I’m sure I would think that a job with some giant chemical corporation in New Jersey at twice the pay would be awesome, but who knows how I’m going to feel about actually taking the plunge? Moving across the country, breaking up relationships, taking the kids out of school, etc.

Just remind me again, will you, who was it that peppered his first post in this thread with terms like “fantasy-type shit” and “geekism-oriented,” and who contrasted supporters of sabermetrics with “real baseball people” and people with “actual…baseball knowledge”?

Do you recall who that was? Any clue? Need a hint?

Yeah, those chronic losers, who won more games than any American League team not named the Yankees over a seven-year stretch. The team that went to the playoffs 5 out of those 7 years (including 4 division titles and 2 seasons with over 100 wins), despite a payroll that was typically well into the bottom half of the major leagues.

You’re hilarious. Do you have any actual evidence that he was rejected? Any at all? Surely Occam’s Razor doesn’t point us in the direction of a conclusion for which there is no evidence whatsoever, does it?

Also:

Mnookin, in writing this book, probably had even greater access to the Red Sox than Michael Lewis had to the Athletics. I’m not sure what more evidence you would need to accept that Beane had actually been offered the job in Boston. But i’m sure you’ll find something to quibble about.

You do realize that the three best teams in the American League right now are, in fact, Moneyball teams, right? Sure, two of them happen to be flush with cash, but their approaches are far more Billy Beane than Joe Morgan. And the third team is the Tampa Bay Rays, whose GM executes the Moneyball mantra of “identify and pursue undervalued assets” better than anyone in baseball, including Beane himself.

Billy Beane’s Athletics were stupendously successful for a period of more than half a decade, during which a book came out that extensively detailed his approach to player evaluation. After the book came out, virtually every other team in the game adopted many of his tactics. Almost all of these teams have a shit ton more money than Oakland. And somehow people are surprised that Beane’s success tanked shortly thereafter?

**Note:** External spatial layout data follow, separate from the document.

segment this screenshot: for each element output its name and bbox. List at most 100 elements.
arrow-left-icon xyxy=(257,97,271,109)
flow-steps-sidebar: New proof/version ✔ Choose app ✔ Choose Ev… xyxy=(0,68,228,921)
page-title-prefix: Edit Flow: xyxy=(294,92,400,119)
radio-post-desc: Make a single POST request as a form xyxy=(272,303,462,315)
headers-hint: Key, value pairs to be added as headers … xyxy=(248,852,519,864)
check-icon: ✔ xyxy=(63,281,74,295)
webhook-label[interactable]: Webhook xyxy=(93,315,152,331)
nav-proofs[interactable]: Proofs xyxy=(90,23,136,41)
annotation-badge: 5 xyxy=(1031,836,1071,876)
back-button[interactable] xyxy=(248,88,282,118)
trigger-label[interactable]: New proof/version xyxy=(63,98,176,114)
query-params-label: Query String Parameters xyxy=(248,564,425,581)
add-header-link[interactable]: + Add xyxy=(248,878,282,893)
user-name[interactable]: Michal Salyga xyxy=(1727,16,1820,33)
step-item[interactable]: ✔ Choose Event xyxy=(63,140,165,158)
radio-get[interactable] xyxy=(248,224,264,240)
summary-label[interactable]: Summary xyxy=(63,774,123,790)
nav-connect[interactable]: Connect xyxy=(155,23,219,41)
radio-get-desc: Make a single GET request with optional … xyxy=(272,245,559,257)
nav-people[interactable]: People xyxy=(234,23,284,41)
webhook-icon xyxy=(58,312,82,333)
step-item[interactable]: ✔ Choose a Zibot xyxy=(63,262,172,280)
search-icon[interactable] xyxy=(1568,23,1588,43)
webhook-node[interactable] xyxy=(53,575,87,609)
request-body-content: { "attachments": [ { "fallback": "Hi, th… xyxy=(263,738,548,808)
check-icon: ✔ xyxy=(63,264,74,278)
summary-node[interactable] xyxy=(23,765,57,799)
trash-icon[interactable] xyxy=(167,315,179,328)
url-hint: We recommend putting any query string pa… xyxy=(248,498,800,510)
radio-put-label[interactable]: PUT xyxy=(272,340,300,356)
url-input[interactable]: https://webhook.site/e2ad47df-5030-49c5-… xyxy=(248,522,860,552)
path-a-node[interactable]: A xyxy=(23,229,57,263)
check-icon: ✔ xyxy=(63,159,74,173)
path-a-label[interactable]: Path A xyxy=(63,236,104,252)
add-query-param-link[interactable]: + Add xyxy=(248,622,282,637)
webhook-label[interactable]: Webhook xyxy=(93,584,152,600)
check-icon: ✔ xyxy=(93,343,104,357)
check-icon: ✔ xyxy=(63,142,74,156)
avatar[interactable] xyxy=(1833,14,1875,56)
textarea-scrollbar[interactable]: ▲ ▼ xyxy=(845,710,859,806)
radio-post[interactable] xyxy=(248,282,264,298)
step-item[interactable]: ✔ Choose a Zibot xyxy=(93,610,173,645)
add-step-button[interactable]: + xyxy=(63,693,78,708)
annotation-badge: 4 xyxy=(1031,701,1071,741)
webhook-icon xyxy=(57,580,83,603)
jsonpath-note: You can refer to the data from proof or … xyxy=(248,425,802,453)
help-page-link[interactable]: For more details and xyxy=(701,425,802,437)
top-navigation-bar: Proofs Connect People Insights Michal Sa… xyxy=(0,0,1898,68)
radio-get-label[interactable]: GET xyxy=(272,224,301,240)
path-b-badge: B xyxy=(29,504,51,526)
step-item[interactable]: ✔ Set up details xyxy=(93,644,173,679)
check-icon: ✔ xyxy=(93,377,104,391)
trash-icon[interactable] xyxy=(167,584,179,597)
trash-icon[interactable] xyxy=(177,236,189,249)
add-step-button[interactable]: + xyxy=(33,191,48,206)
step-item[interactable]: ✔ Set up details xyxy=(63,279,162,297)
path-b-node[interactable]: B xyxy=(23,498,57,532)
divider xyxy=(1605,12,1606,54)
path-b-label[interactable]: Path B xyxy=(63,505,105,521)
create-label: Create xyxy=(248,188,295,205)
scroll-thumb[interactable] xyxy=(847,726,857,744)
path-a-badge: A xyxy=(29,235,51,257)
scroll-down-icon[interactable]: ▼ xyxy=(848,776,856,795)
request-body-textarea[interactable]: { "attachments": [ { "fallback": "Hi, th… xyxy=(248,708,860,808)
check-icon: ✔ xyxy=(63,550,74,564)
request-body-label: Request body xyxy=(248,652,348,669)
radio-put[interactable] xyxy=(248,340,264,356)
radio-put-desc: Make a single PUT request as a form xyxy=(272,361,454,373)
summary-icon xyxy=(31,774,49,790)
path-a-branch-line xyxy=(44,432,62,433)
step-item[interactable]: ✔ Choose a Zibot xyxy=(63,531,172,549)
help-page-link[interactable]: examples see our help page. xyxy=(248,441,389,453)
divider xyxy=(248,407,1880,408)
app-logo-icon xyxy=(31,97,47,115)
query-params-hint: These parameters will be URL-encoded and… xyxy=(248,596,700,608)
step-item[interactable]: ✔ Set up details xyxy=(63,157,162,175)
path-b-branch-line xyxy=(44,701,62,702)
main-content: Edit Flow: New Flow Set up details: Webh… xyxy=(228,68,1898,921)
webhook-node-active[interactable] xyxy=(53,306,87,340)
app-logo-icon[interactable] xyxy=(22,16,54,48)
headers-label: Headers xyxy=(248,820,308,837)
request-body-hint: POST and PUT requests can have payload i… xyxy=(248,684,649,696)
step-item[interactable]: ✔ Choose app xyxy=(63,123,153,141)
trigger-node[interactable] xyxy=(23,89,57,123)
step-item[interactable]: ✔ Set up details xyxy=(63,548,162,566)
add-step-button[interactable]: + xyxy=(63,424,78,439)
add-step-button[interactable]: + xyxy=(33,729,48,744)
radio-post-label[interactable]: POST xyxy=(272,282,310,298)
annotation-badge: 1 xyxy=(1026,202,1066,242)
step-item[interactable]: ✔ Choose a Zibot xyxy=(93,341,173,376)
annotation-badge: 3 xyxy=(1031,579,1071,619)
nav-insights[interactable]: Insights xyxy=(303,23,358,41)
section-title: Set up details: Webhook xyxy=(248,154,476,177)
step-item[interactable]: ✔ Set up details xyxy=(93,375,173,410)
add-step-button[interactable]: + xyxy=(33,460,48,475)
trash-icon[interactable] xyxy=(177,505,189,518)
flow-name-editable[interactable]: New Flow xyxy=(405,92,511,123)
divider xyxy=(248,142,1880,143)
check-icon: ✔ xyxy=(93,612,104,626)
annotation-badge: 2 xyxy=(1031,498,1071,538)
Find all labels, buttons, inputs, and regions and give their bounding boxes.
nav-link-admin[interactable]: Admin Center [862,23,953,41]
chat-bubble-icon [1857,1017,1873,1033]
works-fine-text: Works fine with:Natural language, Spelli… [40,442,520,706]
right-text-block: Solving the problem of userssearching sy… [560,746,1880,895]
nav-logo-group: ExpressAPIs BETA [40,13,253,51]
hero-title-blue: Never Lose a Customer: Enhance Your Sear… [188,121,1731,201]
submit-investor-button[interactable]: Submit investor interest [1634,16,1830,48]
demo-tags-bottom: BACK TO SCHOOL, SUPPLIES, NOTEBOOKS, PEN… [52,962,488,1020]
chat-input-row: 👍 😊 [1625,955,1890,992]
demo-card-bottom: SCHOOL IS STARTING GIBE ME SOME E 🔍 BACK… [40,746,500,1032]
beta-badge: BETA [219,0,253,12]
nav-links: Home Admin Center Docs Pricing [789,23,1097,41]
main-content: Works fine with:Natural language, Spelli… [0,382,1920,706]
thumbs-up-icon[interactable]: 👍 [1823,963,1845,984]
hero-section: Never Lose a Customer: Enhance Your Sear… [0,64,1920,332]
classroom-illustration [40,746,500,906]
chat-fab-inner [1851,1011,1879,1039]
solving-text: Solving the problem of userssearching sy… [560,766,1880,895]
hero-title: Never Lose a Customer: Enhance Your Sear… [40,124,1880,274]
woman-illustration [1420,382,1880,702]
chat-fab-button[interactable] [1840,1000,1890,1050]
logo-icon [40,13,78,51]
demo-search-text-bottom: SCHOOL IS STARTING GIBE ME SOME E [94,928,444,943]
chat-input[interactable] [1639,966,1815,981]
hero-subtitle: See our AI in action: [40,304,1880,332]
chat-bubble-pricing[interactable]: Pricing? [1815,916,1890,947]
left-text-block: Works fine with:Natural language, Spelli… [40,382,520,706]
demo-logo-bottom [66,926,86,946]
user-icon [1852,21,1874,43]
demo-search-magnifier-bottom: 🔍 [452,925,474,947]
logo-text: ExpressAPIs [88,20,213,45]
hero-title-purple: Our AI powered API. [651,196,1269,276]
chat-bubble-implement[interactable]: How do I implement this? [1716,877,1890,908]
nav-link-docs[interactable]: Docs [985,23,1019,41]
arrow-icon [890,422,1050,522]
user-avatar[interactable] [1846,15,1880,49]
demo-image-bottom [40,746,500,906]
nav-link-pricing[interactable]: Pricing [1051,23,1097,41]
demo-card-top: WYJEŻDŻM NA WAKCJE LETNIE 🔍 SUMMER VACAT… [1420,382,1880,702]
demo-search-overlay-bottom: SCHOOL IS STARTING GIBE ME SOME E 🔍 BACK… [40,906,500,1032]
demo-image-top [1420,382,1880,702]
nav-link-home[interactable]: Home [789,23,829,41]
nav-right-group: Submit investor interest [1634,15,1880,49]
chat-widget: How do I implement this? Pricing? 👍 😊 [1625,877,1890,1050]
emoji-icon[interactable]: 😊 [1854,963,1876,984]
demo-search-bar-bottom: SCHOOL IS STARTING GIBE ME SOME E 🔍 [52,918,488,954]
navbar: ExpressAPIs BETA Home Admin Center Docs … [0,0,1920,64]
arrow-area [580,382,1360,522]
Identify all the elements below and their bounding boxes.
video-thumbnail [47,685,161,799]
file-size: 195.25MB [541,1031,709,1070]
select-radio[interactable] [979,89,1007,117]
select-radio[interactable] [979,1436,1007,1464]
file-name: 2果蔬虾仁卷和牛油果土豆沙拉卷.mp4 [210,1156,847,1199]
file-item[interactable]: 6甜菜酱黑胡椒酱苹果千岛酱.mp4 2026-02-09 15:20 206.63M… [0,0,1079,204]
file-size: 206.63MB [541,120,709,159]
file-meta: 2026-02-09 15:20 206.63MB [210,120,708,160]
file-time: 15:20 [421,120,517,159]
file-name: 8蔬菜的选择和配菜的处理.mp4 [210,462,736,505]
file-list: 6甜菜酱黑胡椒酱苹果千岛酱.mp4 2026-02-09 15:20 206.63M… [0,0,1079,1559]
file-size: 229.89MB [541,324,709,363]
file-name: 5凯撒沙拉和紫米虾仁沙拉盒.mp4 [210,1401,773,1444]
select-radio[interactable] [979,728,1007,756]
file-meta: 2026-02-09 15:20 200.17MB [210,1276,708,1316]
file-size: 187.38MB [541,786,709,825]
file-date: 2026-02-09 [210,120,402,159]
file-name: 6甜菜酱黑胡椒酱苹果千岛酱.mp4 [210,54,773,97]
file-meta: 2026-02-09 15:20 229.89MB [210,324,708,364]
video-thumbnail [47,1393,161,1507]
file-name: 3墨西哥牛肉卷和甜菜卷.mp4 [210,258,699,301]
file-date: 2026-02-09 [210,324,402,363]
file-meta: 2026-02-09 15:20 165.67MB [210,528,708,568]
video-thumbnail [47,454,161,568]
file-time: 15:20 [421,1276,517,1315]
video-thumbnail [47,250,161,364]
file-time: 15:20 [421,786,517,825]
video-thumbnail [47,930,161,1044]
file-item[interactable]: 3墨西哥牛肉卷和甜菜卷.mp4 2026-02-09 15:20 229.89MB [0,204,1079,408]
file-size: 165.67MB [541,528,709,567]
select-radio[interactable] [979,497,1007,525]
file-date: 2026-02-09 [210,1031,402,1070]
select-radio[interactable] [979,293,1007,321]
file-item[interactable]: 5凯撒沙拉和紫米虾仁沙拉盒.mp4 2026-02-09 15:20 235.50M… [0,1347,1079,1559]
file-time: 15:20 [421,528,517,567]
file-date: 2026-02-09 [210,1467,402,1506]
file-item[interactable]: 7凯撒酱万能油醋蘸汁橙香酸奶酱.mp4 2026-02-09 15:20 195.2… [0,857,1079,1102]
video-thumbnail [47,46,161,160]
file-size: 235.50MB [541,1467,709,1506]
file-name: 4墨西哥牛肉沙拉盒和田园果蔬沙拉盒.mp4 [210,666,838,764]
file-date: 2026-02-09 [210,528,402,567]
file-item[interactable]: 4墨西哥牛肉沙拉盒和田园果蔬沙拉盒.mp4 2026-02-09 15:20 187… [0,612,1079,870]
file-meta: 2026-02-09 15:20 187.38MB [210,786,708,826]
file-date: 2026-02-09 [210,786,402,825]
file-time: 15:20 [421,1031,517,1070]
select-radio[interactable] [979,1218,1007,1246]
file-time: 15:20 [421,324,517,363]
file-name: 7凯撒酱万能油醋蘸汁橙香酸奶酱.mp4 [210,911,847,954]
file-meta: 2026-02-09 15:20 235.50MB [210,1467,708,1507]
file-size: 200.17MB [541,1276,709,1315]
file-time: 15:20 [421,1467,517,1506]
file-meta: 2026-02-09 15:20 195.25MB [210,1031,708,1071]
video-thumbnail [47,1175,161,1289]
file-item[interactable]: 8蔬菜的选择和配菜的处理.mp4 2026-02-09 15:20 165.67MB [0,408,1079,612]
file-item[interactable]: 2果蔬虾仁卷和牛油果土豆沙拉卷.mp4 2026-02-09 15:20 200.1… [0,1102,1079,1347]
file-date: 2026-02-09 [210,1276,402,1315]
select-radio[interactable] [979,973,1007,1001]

IVES, just go to the ESPN site. Check the stats section. Then you will see there is an option for expanded stats which include most moneyball type stats. Then check the Sabermetric box and it reveals about 10 more stats that only a stat lover could understand.
Yes it changes baseball forever.

I really liked the book. Haven’t seen the movie yet, but even my wife wants to see it. As a Dodger’s fan, all I really can add to the discussion is:
Thanks for the Milton Bradley/Andre Ethier swap!

The Yankees don’t really have a reputation as being a front office driven by quantitative analysis. I am sure they have analysts, as they have far too much money not to devote a few hundred thousand to it, but they don’t have the same reputation as teams like the Red Sox, Rays, and Rangers.

FWIW I think the reputations of AL teams are as follows:

Yankees - old school
Red Sox - new school
Rays - new school
Blue Jays - new school
Orioles - old school
Tigers - old school
White Sox - old school
Twins - old school
Indians - new school
Royals - old school
Rangers - new school
Athletics - new school
Angels - old school
Mariners - new school

Actually, i think the Orioles are Special School.